| Leonhard Birnbaum (RWE) et Michel Wurth (ArcelorMittal) deux des principaux actionnaires de Cegedel (Photo: Luc Deflorenne) |
Par: Nicolas Raulot | Publié le 20.02.2009 0:00
Champion national
Qui pourrait reprocher au gouvernement de penser à l’énergie du pays? C’est bien sur ce thème que Jeannot Krecké et les principaux actionnaires- l’Etat à 28,3%, ArcelorMittal à 25,3% et RWE Energy à 19,8%- ont convaincu de la nécessité de fusionner Cegedel, Soteg et Saar Ferngas (SFG), un opérateur gazier de Sarrebrück. Nécessité confirmée par la nouvelle crise du gaz entre la Russie et l’Ukraine, survenue quelques semaines avant l’aboutissement de l’opération.
Avec des revenus de 2 milliards d’euros, 700 employés, un réseau électrique de 7.300 kms..., le nouveau champion national veut «répondre aux besoins en électricité et en gaz de la Grande Région et renforcer la sécurité d’approvisionnement du Luxembourg...». Et le petit Luxembourg pouvait-il demeurer plus longtemps sur la touche d’une course internationale à la taille qui a déjà donné naissance à plusieurs géants européens, tels que EDF-British Energy, GdF-Suez, RWE-Essent, E.ON-Ruhrgas?
Une question majeure a toutefois été négligée: le risque d’anéantir une concurrence que la loi de libéralisation du 1er août 2007 avait réussi à introduire, avec, à la clé, une possible hausse des tarifs de facturation. Si peu de ménages ont changé de fournisseur depuis, il n’en va pas de même pour les entreprises. Selon le dernier rapport annuel de l’Institut Luxembourgeois de Régulation (ILR), le gazier Soteg revendique plus du tiers du marché professionnel de l’électricité, l’opérateur historique Cegedel n’en conservant que 40,56%.

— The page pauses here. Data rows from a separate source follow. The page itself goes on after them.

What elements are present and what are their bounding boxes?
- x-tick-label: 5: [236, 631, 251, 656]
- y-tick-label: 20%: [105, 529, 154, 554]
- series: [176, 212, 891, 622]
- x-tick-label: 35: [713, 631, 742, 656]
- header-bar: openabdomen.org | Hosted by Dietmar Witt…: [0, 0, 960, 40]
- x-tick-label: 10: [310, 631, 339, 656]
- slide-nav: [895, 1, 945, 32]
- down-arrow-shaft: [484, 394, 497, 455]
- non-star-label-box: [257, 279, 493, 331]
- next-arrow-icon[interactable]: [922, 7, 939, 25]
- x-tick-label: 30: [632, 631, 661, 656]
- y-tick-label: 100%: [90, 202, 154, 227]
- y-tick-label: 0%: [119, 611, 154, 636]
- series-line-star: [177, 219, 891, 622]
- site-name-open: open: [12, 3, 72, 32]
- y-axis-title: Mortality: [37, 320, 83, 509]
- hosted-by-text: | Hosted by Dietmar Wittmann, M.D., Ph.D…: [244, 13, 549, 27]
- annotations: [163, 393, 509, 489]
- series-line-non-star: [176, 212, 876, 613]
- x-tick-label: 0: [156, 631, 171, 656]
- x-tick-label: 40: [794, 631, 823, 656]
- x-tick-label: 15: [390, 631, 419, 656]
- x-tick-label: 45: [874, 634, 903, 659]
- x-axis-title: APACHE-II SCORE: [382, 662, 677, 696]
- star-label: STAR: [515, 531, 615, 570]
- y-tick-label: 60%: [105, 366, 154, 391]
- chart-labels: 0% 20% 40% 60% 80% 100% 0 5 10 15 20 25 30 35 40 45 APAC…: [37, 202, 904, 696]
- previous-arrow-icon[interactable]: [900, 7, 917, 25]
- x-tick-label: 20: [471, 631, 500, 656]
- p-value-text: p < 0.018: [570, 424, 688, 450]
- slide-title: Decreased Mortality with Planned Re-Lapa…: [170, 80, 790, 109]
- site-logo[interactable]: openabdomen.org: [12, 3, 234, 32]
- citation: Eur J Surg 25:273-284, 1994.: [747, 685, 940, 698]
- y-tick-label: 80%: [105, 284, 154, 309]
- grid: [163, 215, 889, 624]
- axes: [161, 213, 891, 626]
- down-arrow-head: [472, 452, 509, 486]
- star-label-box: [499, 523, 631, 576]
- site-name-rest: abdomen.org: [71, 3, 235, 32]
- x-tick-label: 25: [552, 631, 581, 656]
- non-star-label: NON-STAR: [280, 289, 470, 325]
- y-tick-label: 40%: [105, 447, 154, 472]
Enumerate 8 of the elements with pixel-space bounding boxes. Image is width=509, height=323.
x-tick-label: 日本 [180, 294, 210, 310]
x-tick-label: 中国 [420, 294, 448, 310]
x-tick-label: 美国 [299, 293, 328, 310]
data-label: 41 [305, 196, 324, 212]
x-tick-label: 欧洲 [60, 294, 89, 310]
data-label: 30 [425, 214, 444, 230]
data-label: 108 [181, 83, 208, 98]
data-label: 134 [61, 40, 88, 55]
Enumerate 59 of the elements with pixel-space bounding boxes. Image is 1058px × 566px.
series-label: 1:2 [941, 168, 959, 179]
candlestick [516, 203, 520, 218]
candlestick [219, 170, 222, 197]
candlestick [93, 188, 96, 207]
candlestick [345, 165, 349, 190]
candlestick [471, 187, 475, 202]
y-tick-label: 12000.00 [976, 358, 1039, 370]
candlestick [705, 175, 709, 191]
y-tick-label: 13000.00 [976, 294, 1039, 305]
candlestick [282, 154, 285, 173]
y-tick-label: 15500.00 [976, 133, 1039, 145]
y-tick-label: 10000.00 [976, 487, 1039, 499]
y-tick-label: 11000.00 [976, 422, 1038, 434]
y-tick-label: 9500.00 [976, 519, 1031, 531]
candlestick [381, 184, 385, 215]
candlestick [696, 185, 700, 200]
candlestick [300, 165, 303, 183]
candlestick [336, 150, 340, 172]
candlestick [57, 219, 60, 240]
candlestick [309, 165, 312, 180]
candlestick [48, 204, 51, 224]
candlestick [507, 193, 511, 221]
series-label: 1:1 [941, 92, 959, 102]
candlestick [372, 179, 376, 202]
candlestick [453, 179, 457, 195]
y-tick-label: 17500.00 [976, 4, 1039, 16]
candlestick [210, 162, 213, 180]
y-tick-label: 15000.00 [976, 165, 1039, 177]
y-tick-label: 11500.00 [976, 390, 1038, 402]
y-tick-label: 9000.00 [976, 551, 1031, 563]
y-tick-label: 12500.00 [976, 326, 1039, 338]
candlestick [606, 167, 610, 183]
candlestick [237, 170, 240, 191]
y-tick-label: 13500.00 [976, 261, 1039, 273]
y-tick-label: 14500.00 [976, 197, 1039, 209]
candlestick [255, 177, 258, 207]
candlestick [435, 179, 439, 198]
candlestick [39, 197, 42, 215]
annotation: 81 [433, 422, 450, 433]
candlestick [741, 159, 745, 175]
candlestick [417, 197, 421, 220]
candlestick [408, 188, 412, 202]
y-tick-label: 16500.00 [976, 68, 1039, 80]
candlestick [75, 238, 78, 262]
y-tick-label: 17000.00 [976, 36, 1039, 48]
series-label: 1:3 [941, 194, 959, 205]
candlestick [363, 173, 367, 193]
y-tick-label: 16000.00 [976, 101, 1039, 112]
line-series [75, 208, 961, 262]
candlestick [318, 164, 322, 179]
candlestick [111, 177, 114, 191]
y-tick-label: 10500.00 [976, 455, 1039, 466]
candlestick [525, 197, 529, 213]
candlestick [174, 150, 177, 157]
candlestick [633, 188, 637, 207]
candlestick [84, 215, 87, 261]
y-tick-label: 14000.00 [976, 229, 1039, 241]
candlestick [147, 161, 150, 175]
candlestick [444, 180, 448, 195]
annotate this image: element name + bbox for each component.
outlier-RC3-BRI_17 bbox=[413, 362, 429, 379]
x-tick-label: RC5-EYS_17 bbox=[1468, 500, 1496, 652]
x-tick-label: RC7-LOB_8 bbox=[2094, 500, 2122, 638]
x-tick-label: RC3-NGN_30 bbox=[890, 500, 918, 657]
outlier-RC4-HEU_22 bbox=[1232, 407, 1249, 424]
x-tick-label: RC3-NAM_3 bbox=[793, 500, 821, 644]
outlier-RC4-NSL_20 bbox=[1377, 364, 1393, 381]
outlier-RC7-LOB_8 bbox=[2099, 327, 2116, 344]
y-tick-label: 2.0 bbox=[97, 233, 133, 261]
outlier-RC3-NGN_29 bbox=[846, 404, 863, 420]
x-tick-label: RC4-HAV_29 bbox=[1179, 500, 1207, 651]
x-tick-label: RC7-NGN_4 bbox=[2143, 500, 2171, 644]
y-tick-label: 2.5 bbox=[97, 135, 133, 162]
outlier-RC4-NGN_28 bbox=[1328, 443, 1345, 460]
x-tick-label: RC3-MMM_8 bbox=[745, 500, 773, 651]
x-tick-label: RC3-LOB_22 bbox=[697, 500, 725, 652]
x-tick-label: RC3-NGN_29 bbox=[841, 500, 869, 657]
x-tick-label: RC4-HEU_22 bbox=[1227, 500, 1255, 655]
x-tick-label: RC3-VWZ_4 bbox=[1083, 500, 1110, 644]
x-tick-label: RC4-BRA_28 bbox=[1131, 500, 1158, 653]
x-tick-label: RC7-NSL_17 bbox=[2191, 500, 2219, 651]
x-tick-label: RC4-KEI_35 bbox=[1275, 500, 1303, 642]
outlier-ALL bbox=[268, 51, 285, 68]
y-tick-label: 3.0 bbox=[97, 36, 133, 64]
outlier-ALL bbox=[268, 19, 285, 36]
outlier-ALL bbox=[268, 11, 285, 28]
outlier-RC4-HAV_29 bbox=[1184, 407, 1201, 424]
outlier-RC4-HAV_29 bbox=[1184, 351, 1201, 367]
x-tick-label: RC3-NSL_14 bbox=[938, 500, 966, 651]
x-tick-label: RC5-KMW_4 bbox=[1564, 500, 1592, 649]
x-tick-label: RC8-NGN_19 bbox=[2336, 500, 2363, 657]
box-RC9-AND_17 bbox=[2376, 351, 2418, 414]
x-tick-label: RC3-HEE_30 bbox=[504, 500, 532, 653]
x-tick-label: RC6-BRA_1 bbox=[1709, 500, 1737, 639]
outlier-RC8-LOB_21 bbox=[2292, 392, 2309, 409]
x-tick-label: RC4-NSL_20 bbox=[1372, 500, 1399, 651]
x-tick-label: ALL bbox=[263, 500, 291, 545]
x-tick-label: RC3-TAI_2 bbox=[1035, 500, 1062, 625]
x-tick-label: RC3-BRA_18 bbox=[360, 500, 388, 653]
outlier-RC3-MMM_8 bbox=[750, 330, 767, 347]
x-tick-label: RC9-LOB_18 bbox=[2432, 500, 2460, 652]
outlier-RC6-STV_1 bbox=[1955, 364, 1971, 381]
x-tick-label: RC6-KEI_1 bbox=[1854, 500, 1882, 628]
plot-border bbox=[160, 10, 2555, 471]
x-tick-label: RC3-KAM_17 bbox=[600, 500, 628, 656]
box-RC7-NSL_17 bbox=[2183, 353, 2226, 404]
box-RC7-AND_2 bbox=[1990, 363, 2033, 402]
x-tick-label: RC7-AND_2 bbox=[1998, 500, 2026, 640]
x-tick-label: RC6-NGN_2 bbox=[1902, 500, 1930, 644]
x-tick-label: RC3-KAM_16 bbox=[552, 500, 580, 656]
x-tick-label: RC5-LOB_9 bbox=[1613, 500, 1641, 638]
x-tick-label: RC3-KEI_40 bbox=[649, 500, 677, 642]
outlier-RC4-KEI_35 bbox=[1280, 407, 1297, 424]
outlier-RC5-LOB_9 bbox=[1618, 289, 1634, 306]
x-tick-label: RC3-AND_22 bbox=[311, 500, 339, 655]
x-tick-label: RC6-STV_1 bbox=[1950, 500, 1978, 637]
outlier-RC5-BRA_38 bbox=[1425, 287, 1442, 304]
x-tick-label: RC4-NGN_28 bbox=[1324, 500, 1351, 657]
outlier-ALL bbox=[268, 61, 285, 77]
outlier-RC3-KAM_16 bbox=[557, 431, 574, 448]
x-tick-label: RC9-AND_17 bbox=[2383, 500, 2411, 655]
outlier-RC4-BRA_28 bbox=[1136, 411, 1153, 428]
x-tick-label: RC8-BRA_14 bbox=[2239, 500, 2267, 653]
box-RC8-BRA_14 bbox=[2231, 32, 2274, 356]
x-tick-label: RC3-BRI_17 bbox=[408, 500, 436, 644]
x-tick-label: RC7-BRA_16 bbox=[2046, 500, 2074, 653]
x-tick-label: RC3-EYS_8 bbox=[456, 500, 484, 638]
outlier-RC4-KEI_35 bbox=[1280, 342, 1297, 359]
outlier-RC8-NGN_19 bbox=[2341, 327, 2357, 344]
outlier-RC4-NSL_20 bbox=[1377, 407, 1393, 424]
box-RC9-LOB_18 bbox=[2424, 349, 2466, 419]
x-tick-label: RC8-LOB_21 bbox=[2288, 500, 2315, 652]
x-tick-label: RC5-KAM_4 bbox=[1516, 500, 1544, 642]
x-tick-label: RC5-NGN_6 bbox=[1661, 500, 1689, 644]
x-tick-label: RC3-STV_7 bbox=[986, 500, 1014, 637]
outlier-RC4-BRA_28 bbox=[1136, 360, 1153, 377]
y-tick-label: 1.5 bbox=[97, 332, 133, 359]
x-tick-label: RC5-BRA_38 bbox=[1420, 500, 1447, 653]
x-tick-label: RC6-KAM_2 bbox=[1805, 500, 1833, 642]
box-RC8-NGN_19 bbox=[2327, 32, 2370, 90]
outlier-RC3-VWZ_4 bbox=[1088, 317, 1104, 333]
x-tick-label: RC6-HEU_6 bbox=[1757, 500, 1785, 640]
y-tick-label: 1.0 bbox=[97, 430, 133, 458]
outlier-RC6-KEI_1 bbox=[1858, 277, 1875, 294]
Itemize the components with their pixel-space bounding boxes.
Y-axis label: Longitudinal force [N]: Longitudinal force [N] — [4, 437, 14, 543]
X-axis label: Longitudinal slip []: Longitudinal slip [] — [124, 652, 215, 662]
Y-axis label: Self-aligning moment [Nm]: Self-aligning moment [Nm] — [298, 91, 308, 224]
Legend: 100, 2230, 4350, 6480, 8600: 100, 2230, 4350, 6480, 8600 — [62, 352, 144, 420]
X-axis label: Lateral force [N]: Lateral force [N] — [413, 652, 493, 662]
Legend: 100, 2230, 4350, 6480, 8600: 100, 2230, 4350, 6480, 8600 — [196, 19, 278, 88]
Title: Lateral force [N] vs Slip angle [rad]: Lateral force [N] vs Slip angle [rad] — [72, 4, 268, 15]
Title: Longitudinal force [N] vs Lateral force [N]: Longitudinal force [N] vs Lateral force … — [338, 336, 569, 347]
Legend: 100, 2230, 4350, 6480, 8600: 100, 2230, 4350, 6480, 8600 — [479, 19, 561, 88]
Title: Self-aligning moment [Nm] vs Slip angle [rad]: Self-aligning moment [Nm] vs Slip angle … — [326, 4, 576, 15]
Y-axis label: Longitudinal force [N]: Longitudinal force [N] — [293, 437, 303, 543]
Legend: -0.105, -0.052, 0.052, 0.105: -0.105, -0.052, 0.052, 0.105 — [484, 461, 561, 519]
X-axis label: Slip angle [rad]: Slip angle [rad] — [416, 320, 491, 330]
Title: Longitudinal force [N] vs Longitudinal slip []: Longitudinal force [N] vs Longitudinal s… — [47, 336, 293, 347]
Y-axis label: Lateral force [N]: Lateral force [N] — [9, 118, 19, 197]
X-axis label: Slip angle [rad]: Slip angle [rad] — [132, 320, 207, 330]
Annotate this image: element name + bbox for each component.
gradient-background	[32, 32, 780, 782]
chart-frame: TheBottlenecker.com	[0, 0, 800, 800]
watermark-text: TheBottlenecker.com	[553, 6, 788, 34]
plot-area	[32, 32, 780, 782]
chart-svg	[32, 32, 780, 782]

«Très tôt, nous avons mis en garde le ministre Krecké contre le danger de ne plus avoir qu’un fournisseur. Il nous avait répondu qu’il se porterait garant, en tant que représentant de l’actionnaire principal, du fait que les sociétés industrielles ne pâtiraient pas de cette situation. Je ne manquerais pas de le lui rappeler», avertit Robert Dennewald, président de la Fedil. «Quatorze nouveaux opérateurs électriques et huit gaziers ont demandé l’agrément d’opérer au Luxembourg», a répondu Jeannot Krecké lors de la conférence de presse du 23 janvier.
Le seul des 27 membres
Si la Commission européenne et le Bundeskartel en Allemagne ont examiné l’opération, aucune des deux institutions n’étaient en mesure de l’invalider au motif qu’elle entrave la concurrence dans le seul Grand-Duché. Quant au Conseil de la Concurrence luxembourgeois, qui a succédé en mai 2004 au vieil Office des prix, il n’a tout simplement pas analysé le dossier. «Nous n’avons pas compétence pour intervenir dans les opérations de fusion entre entreprises. Nous sommes d’ailleurs le seul des 27 membres de l’Union Européenne dans ce cas», déplore Thierry Hoscheit, président du Conseil de la concurrence. Même Chypre et Malte avaient dû se plier aux exigences de Bruxelles en la matière, avant leur adhésion à l’Union.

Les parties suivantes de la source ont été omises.